Each CCD has a resolution of 1200DPI 16-bit or higher that allows the analysis of a bigger number or of smaller quantities of targets detectable by colorimetric techniques and therefore increases the ability of the instrument to process up to 384 biochips.

Only two independent images obtained by the optical head 18 moving along only one axis, allows to save time during the scanning process and during the joining process.

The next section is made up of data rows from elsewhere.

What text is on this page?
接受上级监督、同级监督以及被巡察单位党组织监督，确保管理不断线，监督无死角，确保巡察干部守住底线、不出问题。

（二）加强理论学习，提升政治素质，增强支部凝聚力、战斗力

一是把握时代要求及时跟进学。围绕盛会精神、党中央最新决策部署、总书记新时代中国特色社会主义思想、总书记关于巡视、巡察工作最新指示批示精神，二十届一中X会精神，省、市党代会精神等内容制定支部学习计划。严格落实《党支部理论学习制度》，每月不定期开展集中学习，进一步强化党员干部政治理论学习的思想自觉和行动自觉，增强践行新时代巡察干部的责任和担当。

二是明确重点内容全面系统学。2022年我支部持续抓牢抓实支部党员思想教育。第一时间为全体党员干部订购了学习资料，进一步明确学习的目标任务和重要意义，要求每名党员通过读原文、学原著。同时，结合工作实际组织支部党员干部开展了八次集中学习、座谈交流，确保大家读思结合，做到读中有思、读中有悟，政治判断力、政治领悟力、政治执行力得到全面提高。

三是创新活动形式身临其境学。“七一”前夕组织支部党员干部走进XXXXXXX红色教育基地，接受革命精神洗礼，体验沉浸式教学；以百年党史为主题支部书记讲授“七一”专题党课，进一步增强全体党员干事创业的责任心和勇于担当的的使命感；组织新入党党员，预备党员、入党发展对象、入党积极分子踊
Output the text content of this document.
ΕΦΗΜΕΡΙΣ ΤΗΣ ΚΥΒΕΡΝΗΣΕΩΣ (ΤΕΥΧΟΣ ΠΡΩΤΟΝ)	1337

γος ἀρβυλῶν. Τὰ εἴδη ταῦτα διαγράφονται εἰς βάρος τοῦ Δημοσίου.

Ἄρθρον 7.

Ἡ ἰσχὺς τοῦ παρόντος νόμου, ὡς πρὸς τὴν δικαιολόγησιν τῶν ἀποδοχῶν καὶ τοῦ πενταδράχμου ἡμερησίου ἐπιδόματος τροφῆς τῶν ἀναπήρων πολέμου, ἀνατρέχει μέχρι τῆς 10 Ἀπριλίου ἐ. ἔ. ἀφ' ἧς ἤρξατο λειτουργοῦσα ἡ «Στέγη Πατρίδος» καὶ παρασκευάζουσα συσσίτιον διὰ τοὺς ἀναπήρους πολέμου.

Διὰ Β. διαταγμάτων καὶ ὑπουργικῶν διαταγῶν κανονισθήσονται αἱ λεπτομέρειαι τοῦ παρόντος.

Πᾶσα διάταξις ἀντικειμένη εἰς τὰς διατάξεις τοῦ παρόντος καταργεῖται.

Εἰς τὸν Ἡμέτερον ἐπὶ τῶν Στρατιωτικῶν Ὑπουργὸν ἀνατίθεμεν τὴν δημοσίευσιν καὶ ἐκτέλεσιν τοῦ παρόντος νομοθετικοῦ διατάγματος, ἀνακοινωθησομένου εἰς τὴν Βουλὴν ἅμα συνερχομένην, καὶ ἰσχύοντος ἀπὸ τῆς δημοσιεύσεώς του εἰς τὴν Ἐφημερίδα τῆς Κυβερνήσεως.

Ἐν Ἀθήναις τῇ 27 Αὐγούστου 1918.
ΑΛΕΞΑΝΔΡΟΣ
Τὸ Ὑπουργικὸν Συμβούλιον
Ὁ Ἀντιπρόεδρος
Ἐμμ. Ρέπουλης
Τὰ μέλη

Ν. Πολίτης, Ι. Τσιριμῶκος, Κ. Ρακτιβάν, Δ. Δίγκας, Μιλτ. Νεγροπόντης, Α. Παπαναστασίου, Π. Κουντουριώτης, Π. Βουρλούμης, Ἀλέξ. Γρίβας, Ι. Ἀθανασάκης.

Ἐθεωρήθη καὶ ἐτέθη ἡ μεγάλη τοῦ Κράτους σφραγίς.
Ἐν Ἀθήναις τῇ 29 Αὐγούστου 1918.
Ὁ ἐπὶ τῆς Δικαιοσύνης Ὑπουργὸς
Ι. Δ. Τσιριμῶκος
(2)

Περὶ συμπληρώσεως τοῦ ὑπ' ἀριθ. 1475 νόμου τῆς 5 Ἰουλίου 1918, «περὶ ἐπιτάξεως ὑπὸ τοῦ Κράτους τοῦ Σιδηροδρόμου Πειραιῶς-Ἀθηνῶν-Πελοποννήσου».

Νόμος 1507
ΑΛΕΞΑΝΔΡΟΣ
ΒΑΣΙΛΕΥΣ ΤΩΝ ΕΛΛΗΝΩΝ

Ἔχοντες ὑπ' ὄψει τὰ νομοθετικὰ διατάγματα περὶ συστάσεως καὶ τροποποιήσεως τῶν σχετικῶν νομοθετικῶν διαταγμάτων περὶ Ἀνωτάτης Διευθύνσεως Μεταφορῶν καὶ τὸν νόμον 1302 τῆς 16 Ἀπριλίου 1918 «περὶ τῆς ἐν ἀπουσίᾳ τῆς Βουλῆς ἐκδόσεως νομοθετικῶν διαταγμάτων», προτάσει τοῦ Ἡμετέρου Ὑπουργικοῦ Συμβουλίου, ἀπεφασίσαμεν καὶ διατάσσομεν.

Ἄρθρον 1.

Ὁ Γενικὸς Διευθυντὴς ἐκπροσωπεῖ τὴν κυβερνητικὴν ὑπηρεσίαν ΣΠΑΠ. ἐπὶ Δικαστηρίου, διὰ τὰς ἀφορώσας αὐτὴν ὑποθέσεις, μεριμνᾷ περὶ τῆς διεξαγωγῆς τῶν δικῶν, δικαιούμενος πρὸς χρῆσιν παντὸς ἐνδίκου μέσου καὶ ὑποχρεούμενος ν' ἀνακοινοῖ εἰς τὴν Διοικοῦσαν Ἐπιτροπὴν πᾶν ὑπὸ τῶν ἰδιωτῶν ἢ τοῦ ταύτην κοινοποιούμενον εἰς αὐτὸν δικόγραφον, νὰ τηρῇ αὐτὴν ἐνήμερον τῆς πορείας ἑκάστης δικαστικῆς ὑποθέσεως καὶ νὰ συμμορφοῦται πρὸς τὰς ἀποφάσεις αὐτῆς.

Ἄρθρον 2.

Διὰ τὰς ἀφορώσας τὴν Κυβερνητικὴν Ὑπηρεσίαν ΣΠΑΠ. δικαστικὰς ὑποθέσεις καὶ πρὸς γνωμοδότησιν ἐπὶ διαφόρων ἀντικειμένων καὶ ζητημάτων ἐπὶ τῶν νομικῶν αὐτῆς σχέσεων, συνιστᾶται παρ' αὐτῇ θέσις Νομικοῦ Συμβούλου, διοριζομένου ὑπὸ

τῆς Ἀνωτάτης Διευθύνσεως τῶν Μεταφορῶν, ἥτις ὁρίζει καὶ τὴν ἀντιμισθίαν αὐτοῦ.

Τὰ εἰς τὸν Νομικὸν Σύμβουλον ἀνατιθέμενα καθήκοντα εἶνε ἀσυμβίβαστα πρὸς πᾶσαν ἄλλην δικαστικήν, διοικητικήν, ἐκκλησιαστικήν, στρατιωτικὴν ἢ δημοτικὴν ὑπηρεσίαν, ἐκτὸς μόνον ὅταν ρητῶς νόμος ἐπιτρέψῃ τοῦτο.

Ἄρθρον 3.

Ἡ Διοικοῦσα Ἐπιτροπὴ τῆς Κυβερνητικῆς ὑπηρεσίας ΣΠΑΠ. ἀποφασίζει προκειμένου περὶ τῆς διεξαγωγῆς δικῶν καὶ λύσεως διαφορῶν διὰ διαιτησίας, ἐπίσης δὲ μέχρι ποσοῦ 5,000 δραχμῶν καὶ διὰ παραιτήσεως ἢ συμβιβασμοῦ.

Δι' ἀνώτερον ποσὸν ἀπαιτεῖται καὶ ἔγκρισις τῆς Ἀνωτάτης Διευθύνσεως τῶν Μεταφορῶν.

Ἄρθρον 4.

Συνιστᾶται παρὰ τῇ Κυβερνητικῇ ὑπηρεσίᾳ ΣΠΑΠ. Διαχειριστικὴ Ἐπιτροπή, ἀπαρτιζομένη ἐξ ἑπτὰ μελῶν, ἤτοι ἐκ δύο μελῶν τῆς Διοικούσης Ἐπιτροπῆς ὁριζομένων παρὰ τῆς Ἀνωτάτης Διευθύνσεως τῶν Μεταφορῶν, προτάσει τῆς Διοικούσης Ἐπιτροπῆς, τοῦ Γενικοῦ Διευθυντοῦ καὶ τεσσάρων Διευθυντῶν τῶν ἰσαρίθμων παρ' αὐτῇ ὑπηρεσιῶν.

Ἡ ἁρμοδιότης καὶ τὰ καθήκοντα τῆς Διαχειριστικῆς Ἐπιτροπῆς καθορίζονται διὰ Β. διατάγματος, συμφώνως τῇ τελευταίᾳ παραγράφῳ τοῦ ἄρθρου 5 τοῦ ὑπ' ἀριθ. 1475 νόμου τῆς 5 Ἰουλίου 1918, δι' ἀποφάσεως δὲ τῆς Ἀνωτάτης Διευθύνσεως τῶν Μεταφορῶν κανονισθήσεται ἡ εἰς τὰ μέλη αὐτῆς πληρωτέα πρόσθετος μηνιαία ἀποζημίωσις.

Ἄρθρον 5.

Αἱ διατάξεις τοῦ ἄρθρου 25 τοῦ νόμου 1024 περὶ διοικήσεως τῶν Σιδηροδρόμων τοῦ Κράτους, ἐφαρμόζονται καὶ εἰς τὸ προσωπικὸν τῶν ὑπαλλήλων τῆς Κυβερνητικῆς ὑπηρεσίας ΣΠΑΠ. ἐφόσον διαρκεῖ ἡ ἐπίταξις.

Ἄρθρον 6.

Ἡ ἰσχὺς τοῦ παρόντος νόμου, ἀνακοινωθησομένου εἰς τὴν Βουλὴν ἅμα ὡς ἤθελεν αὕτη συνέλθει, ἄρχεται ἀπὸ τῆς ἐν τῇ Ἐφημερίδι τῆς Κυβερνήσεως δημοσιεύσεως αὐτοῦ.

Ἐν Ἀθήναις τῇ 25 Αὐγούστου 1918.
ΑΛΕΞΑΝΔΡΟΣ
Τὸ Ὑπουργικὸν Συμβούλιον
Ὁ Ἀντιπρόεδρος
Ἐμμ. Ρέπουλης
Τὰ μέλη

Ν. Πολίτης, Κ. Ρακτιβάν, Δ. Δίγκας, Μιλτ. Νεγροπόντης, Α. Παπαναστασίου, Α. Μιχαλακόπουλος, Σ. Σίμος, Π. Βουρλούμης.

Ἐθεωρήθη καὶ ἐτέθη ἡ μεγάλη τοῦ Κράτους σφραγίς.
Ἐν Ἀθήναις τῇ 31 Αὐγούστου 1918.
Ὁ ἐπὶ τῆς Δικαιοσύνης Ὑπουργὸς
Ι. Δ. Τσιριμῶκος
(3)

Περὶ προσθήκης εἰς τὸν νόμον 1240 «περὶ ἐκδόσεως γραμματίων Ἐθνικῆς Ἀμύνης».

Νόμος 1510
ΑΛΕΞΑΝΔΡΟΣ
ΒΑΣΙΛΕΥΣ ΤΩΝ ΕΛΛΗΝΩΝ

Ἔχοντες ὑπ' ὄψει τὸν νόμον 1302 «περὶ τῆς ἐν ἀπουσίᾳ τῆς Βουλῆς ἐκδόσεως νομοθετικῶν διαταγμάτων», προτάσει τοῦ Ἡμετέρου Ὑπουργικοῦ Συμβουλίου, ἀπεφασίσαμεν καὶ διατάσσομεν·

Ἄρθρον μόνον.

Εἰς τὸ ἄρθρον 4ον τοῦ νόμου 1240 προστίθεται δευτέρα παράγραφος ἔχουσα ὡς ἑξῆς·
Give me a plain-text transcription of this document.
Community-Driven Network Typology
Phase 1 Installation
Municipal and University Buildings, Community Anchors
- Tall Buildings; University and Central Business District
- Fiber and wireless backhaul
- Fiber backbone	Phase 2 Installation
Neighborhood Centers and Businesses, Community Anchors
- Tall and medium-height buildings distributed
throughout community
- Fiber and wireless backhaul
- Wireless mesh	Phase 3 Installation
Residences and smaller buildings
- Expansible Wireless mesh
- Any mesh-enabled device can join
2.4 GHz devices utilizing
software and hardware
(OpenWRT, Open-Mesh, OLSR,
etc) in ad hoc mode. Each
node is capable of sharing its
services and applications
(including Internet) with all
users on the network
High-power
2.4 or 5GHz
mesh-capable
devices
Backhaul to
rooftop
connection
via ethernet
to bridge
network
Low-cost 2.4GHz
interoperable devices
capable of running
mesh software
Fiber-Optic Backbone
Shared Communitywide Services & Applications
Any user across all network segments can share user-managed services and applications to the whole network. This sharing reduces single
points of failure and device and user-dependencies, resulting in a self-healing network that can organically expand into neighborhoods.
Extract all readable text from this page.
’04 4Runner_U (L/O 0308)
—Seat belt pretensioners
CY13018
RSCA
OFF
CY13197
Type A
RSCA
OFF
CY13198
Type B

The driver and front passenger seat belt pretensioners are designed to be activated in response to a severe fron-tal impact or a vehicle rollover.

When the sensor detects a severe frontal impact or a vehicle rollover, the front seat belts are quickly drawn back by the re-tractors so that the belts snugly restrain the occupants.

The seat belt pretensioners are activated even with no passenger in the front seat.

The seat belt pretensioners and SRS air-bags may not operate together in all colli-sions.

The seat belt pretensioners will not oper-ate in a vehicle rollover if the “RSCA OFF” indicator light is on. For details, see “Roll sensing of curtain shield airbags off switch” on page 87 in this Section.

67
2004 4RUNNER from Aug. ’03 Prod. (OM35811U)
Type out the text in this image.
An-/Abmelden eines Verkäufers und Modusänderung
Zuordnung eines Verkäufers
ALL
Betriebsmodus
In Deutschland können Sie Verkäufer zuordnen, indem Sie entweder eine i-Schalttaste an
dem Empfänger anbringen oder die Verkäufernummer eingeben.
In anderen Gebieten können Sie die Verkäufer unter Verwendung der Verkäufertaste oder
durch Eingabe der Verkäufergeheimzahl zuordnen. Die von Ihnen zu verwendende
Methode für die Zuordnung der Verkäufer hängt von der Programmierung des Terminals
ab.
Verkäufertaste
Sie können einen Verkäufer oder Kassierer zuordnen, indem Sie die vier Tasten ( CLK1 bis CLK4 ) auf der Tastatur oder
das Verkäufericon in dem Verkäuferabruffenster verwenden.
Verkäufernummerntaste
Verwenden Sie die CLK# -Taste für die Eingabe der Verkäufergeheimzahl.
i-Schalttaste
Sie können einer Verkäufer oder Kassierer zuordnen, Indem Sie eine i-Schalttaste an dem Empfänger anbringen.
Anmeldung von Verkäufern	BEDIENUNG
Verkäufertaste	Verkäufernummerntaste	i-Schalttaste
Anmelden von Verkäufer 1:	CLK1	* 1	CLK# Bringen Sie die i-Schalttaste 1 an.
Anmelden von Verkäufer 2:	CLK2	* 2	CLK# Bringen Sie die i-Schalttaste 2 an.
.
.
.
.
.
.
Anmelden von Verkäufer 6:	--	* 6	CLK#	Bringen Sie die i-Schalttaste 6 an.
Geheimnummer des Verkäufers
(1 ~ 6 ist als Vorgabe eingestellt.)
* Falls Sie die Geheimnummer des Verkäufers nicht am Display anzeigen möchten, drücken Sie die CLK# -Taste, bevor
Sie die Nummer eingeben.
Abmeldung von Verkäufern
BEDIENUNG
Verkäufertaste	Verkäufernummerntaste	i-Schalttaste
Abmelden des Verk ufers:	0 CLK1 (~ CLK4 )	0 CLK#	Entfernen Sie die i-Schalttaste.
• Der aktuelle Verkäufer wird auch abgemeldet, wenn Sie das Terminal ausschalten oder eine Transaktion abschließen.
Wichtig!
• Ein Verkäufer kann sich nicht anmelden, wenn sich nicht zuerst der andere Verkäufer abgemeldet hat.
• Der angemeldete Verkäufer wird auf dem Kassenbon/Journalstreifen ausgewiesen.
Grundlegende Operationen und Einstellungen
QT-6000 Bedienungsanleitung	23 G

So as, the biochip reader allows the simultaneous detection and analysis of colorimetric mono and polychromatic signals from single or multiple biochips for targets of biological interest such as: drugs or nucleic acids, fat acids and proteins from viruses, prokaryote and eukaryote organisms, obtained from human, animal, vegetal or environmental biological samples.

It will be apparent to the person skilled in the art that other alternative and equivalent embodiments of the invention can be conceived and reduced to practice without departing from the scope of the present invention.

It will be possible for the person skilled in the art to embody the invention without introducing any further construction details.

Claims

1. A biochip reader for qualitative and quantitative analysis of images, in particular for the analysis of single or multiple biochips comprising

- an optical head (18), able to move in one direction Y, comprising: - at least one visible light source (20 or 21 )

- at least two CCD sensors (16 and 17), attached to each other; each CCD comprising a reflective (24) and focalising lens set (25);

- control means, able to control said optical head (18) and its one-dimensional motion.

2. Biochip reader as in claim 1 , wherein each CCD sensor is a linear CCD sensor.

3. Biochip reader as in any of the previous claims, wherein said visible light source comprises two visible Cold Cathode Fluorescence Lamps (CCFLs) (20 and 21 ), parallel to each other along an X axis, perpendicular to said Y direction, able to light up at least a well framed by CCD sensors.

4. Biochip reader as in any of the previous claims, wherein said linear CCD sensors are consecutive and aligned along the X-axis.

5. Biochip reader as in claim 4, wherein said two visible Cold Cathode Fluorescence Lamps (CCFLs) (20 and 21 ) are positioned under the optical head at a minimum distance between each other, both preceding the two CCDs 16 and 17.

6. Biochip reader as in any of the previous claims, further comprising a container (1 ), containing said optical head (18), said control means, and transmission means; said transmission means comprising two sliding track lines (1 1 and 11 '), parallel to said Y direction, over which the optical head (18) is able to slide, and a dented belt (10), connected with the optical head (18), dragged by a first motorized dented gear (3) rotatably associated with the container (1 ).

7. Biochip reader as in claim 6, wherein said container (1 ) comprises a carrier (4) with a built in dented transmission bar (12), able to engage with a second motorized dented gear (7) and rotatably associated with the container (1 ) so as to allow the opening and the closing of the carrier.